Occasionally, I've heard that the plot of my first novel, "The Missile Game," was "hard to believe." Those comments don't bother me too much ... because I agree with them! The story in that book revolves around a civilian drone operator who becomes involved in his own personal war with ISIS terrorists. It is, indeed, very hard to believe. I'm afraid most people aren't even aware that civilians are already operating drones in war zones. Though those civilian contractors aren't operating "combat drones" yet, they could be someday soon. The exerpt below is from US News and World Report.
"Private contractors may play a more significant role in armed drone warfare in the coming years, thanks to a Pentagon plan designed to drastically boost the ranks of drone operators amid an ever-increasing need for the missions they conduct.
"Following widespread reports that America's drone force cannot keep up with its demands, the Pentagon announced this week it would increase the total number of active worldwide drone missions from current levels of roughly 65 to about 90 by 2019.

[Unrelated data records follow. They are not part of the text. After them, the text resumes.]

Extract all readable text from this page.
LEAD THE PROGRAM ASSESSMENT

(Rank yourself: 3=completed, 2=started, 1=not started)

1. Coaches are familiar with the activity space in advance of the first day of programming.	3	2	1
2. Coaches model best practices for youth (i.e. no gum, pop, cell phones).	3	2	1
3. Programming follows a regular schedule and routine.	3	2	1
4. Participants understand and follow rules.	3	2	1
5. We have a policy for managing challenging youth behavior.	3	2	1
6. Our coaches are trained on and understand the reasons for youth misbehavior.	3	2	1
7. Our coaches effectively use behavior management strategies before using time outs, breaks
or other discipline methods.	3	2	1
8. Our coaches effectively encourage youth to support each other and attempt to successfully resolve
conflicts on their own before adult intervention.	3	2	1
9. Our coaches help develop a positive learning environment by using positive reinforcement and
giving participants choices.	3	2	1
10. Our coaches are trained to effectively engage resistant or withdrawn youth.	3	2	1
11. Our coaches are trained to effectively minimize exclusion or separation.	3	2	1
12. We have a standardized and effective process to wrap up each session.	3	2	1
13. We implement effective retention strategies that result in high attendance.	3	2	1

"The military will draw the resources – including pilots and the drones themselves – for 60 of these round-the-clock missions from its Air Force ranks, with assets for 10 to 20 coming from the Army or special operations forces and the remainder from private contractors.
"Defense Secretary Ash Carter said Thursday the contractors' role would be limited to reconnaissance flights conducted with drones owned by the government. They would not engage in the armed drone attacks that have helped define modern warfare, he said.
"'We don't envision a time when they will be armed or need to be armed," Carter said, adding that these flights will be supervised "like everything else we do [with] contractors.'
"Still, some worry Carter's bureaucratic response, coupled with the military's need, leaves open the possibility of a troubling future for modern warfare."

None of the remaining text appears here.